CAPE TOWN, Aug 27 (Reuters) - South African private
power producers are seeking compensation for revenues lost when
adhering to requests from state utility Eskom to limit
electricity supply to the national grid, industry executives
said.
Eskom has submitted a proposal to the country's energy
regulator to introduce a mechanism to compensate independent
power producers (IPPs) for lost revenue resulting from
curtailment rates of up to 10%.
The curtailment requests are due to a shortage of pylons and
high voltage power lines that have caused choke points in
Eskom's transmission system.
The compensation mechanism is one of several proposed
regulatory reforms as efforts to open up Africa's largest
electricity market gather pace.
"We are hoping that there will be adequate compensation for
generation that is curtailed," Ian Burger, a technical director
at private power developer SOLA Group, told Reuters.
Burger said SOLA Group's two Lichtenburg solar PV plants,
which each produce just over 100 megawatts (MW), were requested
in April and May by Eskom to cut output by up to 80% and produce
only 20 MW per day.
SOLA Group supplies power to miner Tronox ( TROX ).

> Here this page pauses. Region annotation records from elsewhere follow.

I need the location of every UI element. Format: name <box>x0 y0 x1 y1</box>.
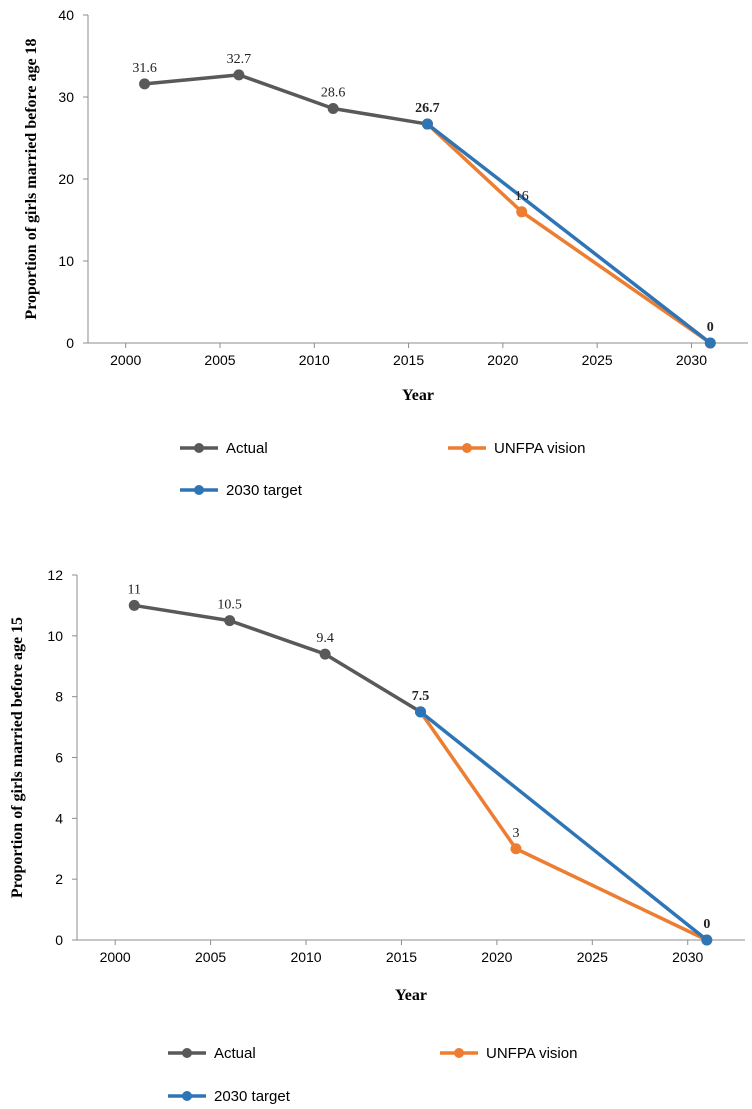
x-tick-label: 2000 <box>100 949 131 965</box>
y-tick-label: 20 <box>58 171 74 187</box>
data-point-actual <box>139 78 151 90</box>
x-tick-label: 2020 <box>487 352 518 368</box>
legend-item-target: 2030 target <box>180 482 303 499</box>
chart-2: 0 2 4 6 8 10 12 2000 2005 2010 2015 2020 2025 2030 Yea… <box>9 567 745 1105</box>
data-point-actual <box>128 599 140 611</box>
x-tick-label: 2030 <box>676 352 707 368</box>
series-line-target <box>426 122 712 345</box>
legend-label: 2030 target <box>214 1088 291 1105</box>
data-point-target <box>415 706 427 718</box>
y-tick-label: 0 <box>66 335 74 351</box>
data-label: 10.5 <box>217 598 242 613</box>
y-tick-label: 0 <box>55 932 63 948</box>
data-label: 11 <box>128 582 141 597</box>
legend-item-actual: Actual <box>168 1045 256 1062</box>
x-tick-label: 2005 <box>204 352 235 368</box>
legend-item-target: 2030 target <box>168 1088 291 1105</box>
data-point-unfpa <box>510 843 522 855</box>
legend-swatch-marker <box>182 1048 192 1058</box>
y-tick-label: 12 <box>47 567 63 583</box>
x-axis-title: Year <box>402 387 434 404</box>
x-tick-label: 2015 <box>393 352 424 368</box>
x-tick-label: 2010 <box>299 352 330 368</box>
data-point-actual <box>233 69 245 81</box>
data-point-actual <box>224 615 236 627</box>
data-label: 32.7 <box>227 52 252 67</box>
legend-label: Actual <box>226 440 268 457</box>
x-tick-label: 2015 <box>386 949 417 965</box>
y-tick-label: 10 <box>47 628 63 644</box>
y-axis-title: Proportion of girls married before age 1… <box>23 38 40 319</box>
series-line-actual <box>144 73 428 126</box>
legend-label: UNFPA vision <box>486 1045 577 1062</box>
x-tick-label: 2020 <box>481 949 512 965</box>
y-tick-label: 40 <box>58 7 74 23</box>
data-point-actual <box>319 648 331 660</box>
x-tick-label: 2025 <box>577 949 608 965</box>
data-label: 0 <box>707 320 714 335</box>
data-label: 9.4 <box>316 631 334 646</box>
data-point-target <box>421 118 433 130</box>
data-label: 26.7 <box>415 101 440 116</box>
y-axis-title: Proportion of girls married before age 1… <box>9 617 26 898</box>
series-line-actual <box>133 603 422 714</box>
data-label: 0 <box>703 917 710 932</box>
legend-item-unfpa: UNFPA vision <box>440 1045 577 1062</box>
legend-swatch-marker <box>454 1048 464 1058</box>
data-point-target <box>704 337 716 349</box>
y-tick-label: 30 <box>58 89 74 105</box>
y-tick-label: 6 <box>55 750 63 766</box>
legend-swatch-marker <box>194 443 204 453</box>
x-axis-title: Year <box>395 987 427 1004</box>
y-tick-label: 8 <box>55 689 63 705</box>
y-tick-label: 10 <box>58 253 74 269</box>
data-label: 16 <box>515 189 529 204</box>
legend-item-unfpa: UNFPA vision <box>448 440 585 457</box>
legend-label: Actual <box>214 1045 256 1062</box>
data-label: 28.6 <box>321 85 346 100</box>
x-tick-label: 2005 <box>195 949 226 965</box>
legend-swatch-marker <box>462 443 472 453</box>
x-tick-label: 2025 <box>582 352 613 368</box>
legend-swatch-marker <box>182 1091 192 1101</box>
legend-label: UNFPA vision <box>494 440 585 457</box>
x-tick-label: 2030 <box>672 949 703 965</box>
x-tick-label: 2010 <box>290 949 321 965</box>
legend-label: 2030 target <box>226 482 303 499</box>
data-label: 7.5 <box>412 689 430 704</box>
series-line-target <box>419 710 708 942</box>
y-tick-label: 4 <box>55 810 63 826</box>
y-tick-label: 2 <box>55 871 63 887</box>
legend-item-actual: Actual <box>180 440 268 457</box>
data-point-target <box>701 934 713 946</box>
data-point-unfpa <box>516 206 528 218</box>
data-point-actual <box>327 102 339 114</box>
data-label: 31.6 <box>132 61 157 76</box>
data-label: 3 <box>512 826 519 841</box>
x-tick-label: 2000 <box>110 352 141 368</box>
legend-swatch-marker <box>194 485 204 495</box>
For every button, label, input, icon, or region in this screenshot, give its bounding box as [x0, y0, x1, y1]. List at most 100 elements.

Eskom studies indicate that the costs of curtailing
renewable energy are significantly lower than the billions of
dollars required for upgrading the network to connect the same
amount of renewable power to the grid.
By reducing generation from independent producers, Eskom
hopes to immediately free up an estimated 3,470 MW of additional
capacity on the constrained grid.
In July, energy regulator Nersa released a draft curtailment
congestion policy based on Eskom's application seeking approval
to classify it as a "constrained ancillary generation service".
This would enable Eskom to use specific formulae to
reimburse renewable energy plants for the power curtailed
because of grid congestion.
"The devil still is in the detail, but this raises the
possibility of further minimising the cost borne by consumers by
curtailing those IPPs with the lowest tariffs first, as opposed
to everyone equally," said Kilian Hagemann, CEO of G7 Renewable
Energies.
Over the past five months, Eskom has provided continuous
electricity, a feat last achieved in 2020, reducing its reliance
on renewable energy to bolster the grid.
Eskom expects congestion curtailment to be implemented
routinely from 2026 onwards, with curtailment levels increasing
as more renewable projects come online.